They’ll burn your butt off — but why are they hotter than the rest of the playground?
When you were younger, did you play outside on a playground, perhaps in the middle of summer with the hot sun directly overhead? Do you remember wincing in pain when you went, unthinking, to go down the metal slide and found that it was burning hot to the touch?
Ouch, I still remember that pain! But it also seems a bit strange, when I consider the rest of the playground. All of it was exposed to direct sun, all in the same air.
- Why was the slide so much hotter than the rest of the playground?
- Is the metal more absorbent of heat than the other playground construction materials, like plastic?
- Does metal truly get hotter when it’s in the sun, or is this some sort of illusion?
No, this knowledge isn’t going to save the world, but it’s an interesting question, and if you have kids, they may well ask you this very question someday (assuming that we can still breathe the air outside and will still go to playgrounds in the future).
So let’s slide into some new knowledge!
Heat stored, versus heat transferred
A layman, looking at the metal slide, might assume that the slide is hotter because it has more energy. “Think of the materials like batteries,” they might say. “They absorb heat from the sun until they can’t hold any more. The metal can hold more heat than the plastic, so it’s hotter.”
It’s a reasonable proposal, but it’s also incorrect.
When we talk about the amount of energy stored in a material, we’re talking about a feature called specific heat. This is a value that is different for each material. Here’s a few:
- Wood: 1.76
- Water: 4.184
- Aluminum: 0.89
- Steel: 0.466
- Mercury: 0.14
- Plastic: 1.67
All of these are measured in J/g°C, or “how many joules of energy are needed to heat 1 gram of this substance to be 1 degree Celsius warmer.” The higher the value, the more heat that substance can store.
Note that plastic has a specific heat that’s more than 3x higher than steel. It takes much more energy to warm up plastic than to warm up steel, and plastic holds far more energy than steel does.
So, if anything, our plastic playground pieces store more heat, and have more energy that they would transfer over to you when you touch them.
But this flies in the face of our observations; the plastic feels cooler, not hotter!

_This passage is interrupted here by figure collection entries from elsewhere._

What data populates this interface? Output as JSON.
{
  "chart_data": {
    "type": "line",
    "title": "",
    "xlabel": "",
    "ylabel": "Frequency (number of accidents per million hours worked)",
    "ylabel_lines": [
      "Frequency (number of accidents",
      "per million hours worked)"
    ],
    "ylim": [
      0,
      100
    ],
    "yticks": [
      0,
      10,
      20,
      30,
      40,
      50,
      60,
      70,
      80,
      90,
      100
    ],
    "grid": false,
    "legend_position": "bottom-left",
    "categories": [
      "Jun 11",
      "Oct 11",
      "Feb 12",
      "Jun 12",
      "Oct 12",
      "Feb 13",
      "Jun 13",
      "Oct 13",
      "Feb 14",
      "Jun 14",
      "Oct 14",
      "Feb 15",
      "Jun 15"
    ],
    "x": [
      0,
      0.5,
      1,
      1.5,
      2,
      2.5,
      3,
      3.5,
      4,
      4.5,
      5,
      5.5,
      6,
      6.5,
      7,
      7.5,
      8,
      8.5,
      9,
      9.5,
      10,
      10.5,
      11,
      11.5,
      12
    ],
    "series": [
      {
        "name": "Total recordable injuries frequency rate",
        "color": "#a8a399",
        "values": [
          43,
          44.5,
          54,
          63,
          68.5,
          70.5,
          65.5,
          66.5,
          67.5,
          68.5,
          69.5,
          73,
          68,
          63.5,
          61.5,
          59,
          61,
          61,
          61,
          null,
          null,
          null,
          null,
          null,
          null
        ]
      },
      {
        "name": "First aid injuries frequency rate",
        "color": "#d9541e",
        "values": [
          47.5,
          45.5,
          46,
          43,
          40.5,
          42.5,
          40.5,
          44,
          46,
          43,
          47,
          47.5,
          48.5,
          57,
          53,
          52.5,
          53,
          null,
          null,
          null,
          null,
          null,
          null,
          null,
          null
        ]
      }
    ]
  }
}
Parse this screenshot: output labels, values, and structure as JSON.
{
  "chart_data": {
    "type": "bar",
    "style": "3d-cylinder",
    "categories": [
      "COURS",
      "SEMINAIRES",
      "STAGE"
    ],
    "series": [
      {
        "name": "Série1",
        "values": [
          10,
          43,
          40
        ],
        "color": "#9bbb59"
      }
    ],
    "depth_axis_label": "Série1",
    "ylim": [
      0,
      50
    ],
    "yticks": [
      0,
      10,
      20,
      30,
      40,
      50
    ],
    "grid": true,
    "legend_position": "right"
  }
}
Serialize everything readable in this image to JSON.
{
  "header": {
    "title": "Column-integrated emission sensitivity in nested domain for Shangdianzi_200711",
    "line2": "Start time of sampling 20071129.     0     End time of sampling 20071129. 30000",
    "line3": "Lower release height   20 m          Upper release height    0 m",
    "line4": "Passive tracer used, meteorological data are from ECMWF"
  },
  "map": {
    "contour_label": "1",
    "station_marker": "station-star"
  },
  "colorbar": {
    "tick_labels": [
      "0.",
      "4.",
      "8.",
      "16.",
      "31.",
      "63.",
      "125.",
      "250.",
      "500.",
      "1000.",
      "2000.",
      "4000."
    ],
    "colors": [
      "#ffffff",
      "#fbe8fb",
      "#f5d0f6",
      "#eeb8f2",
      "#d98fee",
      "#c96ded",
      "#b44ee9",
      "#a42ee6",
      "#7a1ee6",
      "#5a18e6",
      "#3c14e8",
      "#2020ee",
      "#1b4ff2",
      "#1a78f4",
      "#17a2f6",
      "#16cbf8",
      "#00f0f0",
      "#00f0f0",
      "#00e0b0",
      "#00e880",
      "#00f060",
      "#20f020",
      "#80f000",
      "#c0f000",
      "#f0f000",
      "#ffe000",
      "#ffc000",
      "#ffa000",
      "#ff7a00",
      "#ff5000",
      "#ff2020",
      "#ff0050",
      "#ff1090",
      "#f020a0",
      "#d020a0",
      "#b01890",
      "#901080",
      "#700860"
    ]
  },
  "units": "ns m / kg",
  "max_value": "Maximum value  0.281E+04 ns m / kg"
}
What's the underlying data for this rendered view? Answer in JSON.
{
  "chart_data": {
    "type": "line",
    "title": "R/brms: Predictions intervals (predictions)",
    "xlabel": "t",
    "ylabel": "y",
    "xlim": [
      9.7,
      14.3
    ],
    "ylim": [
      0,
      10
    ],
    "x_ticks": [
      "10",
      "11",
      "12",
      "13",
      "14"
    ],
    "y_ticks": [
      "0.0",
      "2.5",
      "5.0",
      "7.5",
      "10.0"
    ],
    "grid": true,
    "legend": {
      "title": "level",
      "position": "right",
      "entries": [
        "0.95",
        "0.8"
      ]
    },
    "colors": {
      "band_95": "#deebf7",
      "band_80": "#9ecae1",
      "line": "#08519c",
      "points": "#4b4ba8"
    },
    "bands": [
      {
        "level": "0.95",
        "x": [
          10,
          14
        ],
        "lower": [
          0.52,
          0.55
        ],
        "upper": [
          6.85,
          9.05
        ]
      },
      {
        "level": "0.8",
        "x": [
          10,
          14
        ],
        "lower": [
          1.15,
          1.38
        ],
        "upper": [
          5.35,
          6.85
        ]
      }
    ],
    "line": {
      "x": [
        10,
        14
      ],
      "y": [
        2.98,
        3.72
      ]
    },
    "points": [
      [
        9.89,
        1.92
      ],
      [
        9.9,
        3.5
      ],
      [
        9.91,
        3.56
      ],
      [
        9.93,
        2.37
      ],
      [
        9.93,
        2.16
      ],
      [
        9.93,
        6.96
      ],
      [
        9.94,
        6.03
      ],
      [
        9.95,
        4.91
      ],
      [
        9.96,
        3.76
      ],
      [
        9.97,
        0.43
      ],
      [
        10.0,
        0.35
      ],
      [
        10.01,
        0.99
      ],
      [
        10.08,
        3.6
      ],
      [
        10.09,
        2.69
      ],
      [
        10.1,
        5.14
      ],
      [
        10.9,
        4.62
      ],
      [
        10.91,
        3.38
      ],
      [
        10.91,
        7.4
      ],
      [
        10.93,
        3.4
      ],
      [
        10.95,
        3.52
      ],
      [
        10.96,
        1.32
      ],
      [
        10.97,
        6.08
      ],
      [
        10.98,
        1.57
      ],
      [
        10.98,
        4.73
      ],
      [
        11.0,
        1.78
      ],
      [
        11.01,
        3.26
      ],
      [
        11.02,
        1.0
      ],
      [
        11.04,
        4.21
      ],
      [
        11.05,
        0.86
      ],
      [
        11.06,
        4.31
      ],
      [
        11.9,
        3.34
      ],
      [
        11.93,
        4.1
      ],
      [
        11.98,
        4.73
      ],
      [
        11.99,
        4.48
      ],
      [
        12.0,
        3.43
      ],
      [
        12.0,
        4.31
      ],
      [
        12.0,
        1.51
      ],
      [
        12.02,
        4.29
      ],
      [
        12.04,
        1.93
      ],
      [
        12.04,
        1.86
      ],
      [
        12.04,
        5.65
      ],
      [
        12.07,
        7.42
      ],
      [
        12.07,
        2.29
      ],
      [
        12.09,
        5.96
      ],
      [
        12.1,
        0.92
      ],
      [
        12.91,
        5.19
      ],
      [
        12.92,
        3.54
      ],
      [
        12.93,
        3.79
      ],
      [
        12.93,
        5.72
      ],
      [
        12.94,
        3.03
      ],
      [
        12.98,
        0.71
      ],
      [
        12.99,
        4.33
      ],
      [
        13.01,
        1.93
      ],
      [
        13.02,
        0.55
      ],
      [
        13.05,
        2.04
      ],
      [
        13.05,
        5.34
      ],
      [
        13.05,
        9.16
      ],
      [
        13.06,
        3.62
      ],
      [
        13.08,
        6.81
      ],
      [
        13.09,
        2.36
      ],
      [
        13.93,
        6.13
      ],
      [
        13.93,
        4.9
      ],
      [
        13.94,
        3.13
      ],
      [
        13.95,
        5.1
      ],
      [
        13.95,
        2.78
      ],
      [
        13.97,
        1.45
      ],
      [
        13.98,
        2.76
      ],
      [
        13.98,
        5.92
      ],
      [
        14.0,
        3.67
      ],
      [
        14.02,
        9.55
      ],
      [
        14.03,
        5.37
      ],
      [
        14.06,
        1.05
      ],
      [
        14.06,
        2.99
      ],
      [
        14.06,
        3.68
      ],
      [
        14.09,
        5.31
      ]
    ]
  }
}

This is where another trait of various materials, called thermal conductivity. Thermal conductivity is a measure of how fast a material can transfer heat from one area to another. This varies with temperature, but we can look at the average thermal conductivity of a few different materials:
- Wood: 0.15
- Water: 0.5918
- Aluminum: 237
- Steel: 43
- Mercury: 8.3
- Plastic (high density polyethylene, the stuff slides are made of): 0.5
Now we’re getting somewhere! Steel has a much higher value for thermal conductivity than plastic, meaning that it much more rapidly transfers heat. When you touch the metal slide, this higher thermal conductivity means that it transfers the heat much more rapidly to your skin or clothes, making it “feel” hotter.
A metal slide feels hotter to the touch because it can rapidly transfer that heat to your skin, much faster than plastic.
What can we do about it?
Yes, yes, this is all well and good, you may be saying. But my children want to play on the playground in summer, and they come running to me crying because the slide burned them! As a parent, what am I to do?
Well, we can’t change the thermal conductivity of the steel slide itself. But we can intervene!
- We can put a barrier between our skin and the metal, acting as an insulator! You could wear long-sleeved clothing, like long pants, to act as a barrier. White clothing, while prone to staining, will also keep you cooler in the direct sunlight.
- If you don’t want to dress in long sleeved clothing, you could bring a different barrier object. Some companies sell plastic pads that you can sit on when you go down a slide, or drape over a hot swing to provide a cooler sitting surface.
- Finally, you could cool the surface by sending the heat somewhere else! Spraying water onto a metal slide will quickly cool it off; there isn’t a ton of heat stored in the metal, and it will quickly transfer to warm the water, leaving a cooler surface behind.
So wearing the right clothing, bringing a mat or pad to sit on, and making use of a conveniently nearby hose or bucket of water are all good methods to avoid getting burned by a hot slide.
In summary: metal conducts heat, from the sun to you
Metal gets hot in the sun. It actually doesn’t hold more heat energy than other objects, but it has high thermal conductivity, a quality that makes it able to rapidly transfer that heat to anything that comes in contact with it — including our skin.
When we touch hot metal, the heat energy quickly transfers to us, leading to us getting burned. The best intervention is to either put an insulating barrier between us and the metal, or to put something on the metal that has a high specific heat, such as water, which can absorb the heat and remove it from the metal.
Metal slides can pose a danger to us in the summer, with their risk of burns, but they are also very durable and more easily recycled than plastic components. They’re not likely to fully disappear from playgrounds, so keep your cool around them!